For the first time, over half the reporting signatory companies achieved Excellence in PVC Stewardship.
“The core purpose of the Vinyl Council of Australia is to enhance the industry’s opportunities for sustainable growth,” MacMillan said.
“To achieve this, the industry has adopted a strong and long-term focus on environmental sustainability, which we deliver through a shared responsibility framework – bringing together players across the vinyl supply chain, including importers and local manufacturers, as well as government and other key stakeholders.”
MacMillan added that the Council’s PVC Stewardship Program is one of Australia’s longest running product stewardship initiatives.
“The voluntary program commits participants to strive for continuous improvement in environmental and health outcomes by meeting a series of challenging targets and standards related to the life cycle of PVC products, and 2019 marks another year of continued improvement across a range of outcomes,” she said.
Key highlights have been the avoidance of lead stabiliser and pigment use. These compounds had been used for decades as heat stabilisers for the processing of PVC or colourants.
While regarded as safe in the finished product, the manufacture of the compounds and their handling in PVC extrusion posed health risks to workers.
The objective to phase them out was a key driver in establishing the PVC Stewardship Program in 2002, when the collective industry recognised and took responsibility for identifying safer alternatives and voluntarily phasing out the potentially harmful additive.
While original signatories to the program ceased the use of lead stabilisers by the end of 2012, new companies signing up to the program were found to be using them in specific, low volume applications where technically feasible alternatives had not yet been identified.
As signatories to the program, they have been required to report annually on their use and progress in phasing them out.
In 2019, no signatory reported any use of lead stabilisers or pigments.
“We are very pleased to see that the use of lead-based additives has been eliminated and this represents a key achievement of our program,” MacMillan said.
The full 2019 Annual Report for the PVC Stewardship Program is available on the Vinyl Council’s website and tracks the progress made by the industry over recent years.
In total, 42 Signatories completed their annual assessment, which was down from 2018, in part, due to the disruption caused by the COVID-19 pandemic.
Two Signatories, APN Compounding and Polyflor Australia attained Excellence for the first time. Other big improvers were Altro APAC and Kenbrock Flooring.
“We congratulate these companies as well as all those who achieved Excellence in PVC Stewardship for 2019/20,” MacMillan said.
The issue of waste and resource recovery has dominated the political and sustainability agenda in the last two years and it remains a key issue for the community, and by extension the vinyl sector.

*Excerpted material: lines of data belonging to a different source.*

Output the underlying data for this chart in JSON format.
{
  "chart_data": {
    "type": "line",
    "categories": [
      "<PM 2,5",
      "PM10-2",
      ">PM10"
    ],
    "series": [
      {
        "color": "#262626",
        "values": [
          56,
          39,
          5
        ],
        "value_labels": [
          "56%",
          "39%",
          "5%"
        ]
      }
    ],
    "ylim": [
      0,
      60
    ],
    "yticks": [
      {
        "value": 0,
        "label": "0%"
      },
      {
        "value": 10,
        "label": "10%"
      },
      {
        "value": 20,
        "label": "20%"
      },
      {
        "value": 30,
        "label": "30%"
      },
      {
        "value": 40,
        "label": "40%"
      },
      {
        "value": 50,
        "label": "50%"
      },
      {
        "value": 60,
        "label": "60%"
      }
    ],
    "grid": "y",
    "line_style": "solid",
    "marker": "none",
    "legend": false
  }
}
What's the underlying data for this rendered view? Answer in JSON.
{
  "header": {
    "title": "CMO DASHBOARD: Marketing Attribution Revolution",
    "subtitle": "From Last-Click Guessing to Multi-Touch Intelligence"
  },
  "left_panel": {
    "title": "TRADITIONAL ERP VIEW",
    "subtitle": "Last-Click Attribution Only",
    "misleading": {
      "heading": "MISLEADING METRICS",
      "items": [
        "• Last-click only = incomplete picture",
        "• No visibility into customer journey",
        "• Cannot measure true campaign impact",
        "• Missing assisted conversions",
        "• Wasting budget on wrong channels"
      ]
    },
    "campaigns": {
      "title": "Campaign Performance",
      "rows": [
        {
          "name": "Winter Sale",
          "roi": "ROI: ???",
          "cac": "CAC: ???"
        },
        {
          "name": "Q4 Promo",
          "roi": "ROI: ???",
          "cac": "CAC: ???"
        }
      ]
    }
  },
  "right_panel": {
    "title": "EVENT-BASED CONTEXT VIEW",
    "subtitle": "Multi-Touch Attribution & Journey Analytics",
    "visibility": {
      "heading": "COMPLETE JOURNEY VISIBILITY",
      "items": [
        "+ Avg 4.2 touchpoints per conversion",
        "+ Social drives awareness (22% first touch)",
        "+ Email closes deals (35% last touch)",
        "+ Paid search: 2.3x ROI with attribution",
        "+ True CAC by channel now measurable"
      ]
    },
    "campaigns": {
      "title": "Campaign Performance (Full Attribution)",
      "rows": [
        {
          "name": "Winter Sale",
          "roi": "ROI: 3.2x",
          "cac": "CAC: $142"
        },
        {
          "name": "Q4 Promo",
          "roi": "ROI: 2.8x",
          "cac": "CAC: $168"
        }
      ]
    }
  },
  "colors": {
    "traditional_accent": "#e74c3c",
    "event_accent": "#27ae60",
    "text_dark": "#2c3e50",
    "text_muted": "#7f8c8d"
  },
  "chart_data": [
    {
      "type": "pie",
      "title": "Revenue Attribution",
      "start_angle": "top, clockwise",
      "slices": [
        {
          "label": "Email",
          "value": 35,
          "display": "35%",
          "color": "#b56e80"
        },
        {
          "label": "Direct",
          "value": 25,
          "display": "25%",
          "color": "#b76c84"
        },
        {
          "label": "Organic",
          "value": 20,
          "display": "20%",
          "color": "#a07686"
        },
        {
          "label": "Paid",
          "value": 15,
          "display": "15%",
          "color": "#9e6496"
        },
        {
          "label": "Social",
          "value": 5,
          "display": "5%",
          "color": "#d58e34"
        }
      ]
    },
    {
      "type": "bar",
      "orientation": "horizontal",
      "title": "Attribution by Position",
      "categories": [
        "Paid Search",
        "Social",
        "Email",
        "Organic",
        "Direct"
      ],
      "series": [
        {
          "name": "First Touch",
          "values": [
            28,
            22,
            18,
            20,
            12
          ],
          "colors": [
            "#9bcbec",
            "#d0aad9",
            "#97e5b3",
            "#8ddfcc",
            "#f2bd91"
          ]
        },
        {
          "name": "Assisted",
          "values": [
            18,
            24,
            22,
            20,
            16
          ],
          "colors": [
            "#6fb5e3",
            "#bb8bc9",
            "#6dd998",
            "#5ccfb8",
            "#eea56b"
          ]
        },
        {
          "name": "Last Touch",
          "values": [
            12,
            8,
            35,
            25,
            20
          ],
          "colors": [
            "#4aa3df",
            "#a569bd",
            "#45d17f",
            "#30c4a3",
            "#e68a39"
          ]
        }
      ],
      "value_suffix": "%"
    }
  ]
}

To help drive markets for recyclate, the program introduced a commitment four years ago that PVC product suppliers would bring products containing recycled PVC to the market.
An increasing number of signatories are fulfilling this commitment – two-thirds of eligible signatories in 2019, with increased volumes of recovered PVC being recycled into new applications and products.
“In 2019 we saw an eight per cent increase in use of locally produced PVC recyclate in locally made new products of our signatory companies, which means, over the past four years, these companies have diverted almost 2500 tonnes of PVC into new use,” Jan van de Graaff, who heads the council’s national stewardship program, said.
“Our program is dynamic, and we continually seek to raise the bar in terms of delivering triple bottom line outcomes.
“This was one of the reasons for introducing a commitment governing modern slavery in 2019 and means we are one of very few Australian stewardship schemes that takes a broader view of sustainability.”
Van de Graaff added that this commitment is relevant to all PVC Stewardship signatories and requires them to identify and address the risk of modern slavery in the PVC supply chain.
“We are pleased to see so many of our signatories acting swiftly – more than 4 out of 5 signatories commenced this supply chain investigation in 2019,” he said.